World's largest palm oil trader commits to zero deforestation

Oliver Balch
Monday 26 January 2015 07.00 GMT

Let’s start with some good news. Wilmar International, the largest palm oil trader in the world, recently committed not to engage in deforestation. A year on from announcing the policy, the Singapore-based agribusiness was lauded in a report on deforestation-free supply chains (pdf) by the pro-transparency organisation CDP.

On the face of it, the praise appears merited. Wilmar’s new policy (which also includes a ban on developing palm on peat areas) stands to save more than 1.5 gigatonnes of carbon dioxide by 2020 – equivalent to the combined annual energy-related carbon emissions of Central and South America.

That’s all supposing the company can deliver, of course. So can it?

On its wholly owned, directly managed palm plantations, meeting its pledge should be straightforward. The real challenge arises with the franchised or independent smallholder farmers from whom Wilmar buys around one third of its raw supply.
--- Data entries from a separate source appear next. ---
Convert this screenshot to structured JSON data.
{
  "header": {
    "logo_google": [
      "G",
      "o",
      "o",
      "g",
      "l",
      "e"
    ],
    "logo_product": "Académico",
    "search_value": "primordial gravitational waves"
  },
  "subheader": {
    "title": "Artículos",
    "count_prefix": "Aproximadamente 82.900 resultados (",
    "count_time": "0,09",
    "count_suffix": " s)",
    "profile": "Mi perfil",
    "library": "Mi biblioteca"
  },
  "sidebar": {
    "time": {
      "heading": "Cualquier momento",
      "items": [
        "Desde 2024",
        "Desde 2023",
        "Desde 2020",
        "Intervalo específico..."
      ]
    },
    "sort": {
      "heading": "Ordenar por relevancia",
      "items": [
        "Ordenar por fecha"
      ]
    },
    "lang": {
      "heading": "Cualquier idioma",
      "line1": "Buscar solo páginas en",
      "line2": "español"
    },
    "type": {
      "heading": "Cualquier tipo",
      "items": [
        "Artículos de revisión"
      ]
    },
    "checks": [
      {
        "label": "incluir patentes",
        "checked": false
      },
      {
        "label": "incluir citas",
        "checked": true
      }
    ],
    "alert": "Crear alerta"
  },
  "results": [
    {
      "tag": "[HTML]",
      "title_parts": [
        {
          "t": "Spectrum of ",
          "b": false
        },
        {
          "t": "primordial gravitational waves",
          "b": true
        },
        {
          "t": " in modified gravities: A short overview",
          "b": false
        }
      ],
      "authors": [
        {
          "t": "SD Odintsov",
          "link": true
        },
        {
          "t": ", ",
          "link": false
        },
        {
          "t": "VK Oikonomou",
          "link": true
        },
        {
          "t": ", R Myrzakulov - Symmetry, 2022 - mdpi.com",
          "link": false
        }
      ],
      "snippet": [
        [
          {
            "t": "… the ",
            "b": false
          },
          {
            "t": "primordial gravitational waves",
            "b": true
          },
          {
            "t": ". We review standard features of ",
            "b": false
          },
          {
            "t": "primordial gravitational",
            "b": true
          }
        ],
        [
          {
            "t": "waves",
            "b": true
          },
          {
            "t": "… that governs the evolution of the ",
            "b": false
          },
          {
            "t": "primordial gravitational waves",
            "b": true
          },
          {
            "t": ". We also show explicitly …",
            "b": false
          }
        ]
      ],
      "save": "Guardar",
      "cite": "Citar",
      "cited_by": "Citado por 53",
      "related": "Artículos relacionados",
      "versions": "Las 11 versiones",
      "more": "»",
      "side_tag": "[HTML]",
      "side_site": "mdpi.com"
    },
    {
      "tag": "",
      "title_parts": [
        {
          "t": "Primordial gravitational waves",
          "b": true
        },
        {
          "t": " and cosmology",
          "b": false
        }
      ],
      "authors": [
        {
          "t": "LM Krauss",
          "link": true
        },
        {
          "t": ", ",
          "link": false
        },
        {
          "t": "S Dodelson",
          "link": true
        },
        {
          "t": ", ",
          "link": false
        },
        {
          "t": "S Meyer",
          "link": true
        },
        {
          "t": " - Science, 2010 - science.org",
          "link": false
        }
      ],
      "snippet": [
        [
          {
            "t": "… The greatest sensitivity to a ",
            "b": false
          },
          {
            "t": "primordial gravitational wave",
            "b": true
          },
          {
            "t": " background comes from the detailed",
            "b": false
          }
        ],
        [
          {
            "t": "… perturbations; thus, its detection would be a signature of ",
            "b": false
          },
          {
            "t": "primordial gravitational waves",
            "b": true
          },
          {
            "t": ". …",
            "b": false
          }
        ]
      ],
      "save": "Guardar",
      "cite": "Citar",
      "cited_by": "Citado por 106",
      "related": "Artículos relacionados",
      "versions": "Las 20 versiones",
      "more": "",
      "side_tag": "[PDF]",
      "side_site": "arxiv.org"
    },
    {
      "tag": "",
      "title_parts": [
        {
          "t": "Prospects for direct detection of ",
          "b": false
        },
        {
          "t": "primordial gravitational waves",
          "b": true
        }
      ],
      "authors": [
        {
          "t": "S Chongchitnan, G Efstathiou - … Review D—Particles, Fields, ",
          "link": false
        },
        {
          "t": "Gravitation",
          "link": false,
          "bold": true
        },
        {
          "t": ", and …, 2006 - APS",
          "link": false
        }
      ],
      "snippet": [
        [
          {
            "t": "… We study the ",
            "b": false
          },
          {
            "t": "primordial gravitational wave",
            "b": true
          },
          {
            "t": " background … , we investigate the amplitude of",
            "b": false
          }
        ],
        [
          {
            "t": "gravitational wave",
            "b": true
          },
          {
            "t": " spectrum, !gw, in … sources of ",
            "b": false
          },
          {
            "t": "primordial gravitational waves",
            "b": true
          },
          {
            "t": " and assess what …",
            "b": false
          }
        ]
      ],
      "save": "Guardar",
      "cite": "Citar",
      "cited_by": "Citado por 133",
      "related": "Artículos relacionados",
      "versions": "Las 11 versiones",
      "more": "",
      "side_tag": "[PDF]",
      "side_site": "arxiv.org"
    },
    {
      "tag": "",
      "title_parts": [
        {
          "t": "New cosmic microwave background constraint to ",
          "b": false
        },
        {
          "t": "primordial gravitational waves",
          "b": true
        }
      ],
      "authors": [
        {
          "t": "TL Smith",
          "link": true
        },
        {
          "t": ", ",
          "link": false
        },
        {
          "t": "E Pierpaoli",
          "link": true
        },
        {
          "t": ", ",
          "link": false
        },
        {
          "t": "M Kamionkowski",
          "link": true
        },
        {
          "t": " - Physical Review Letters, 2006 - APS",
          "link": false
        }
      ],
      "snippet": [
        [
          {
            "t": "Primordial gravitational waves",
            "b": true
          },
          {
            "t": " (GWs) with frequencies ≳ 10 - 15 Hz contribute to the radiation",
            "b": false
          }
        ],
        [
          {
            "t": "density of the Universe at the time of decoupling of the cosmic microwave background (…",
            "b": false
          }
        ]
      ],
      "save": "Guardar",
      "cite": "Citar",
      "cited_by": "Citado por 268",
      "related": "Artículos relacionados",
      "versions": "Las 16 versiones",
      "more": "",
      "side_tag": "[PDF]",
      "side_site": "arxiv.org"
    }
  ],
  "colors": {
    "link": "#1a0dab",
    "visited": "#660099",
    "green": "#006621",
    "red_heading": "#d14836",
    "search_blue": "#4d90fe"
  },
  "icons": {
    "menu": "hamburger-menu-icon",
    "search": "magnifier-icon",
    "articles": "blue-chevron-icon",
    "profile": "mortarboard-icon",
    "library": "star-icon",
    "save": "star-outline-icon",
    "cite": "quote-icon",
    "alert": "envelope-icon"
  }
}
Often farming in remote areas and with little regulatory oversight, smallholders are far more likely to engage in “slash-and-burn” forest clearance, excessive chemical use and other environmentally unsustainable agricultural practices. “Smallholders lack capacity [and] they are people who often don’t have choice,” says Simon Siburat, Wilmar’s group sustainability controller. “And they don’t really see the need to be certified,” he says.

It’s not just a problem for Wilmar. An estimated two-fifths of the world’s palm oil derives from plantations of fewer than 50 hectares, the general marker for a smallholding. Without the engagement of these farmers, palm oil will never be able to shake off its reputation as environmentally destructive.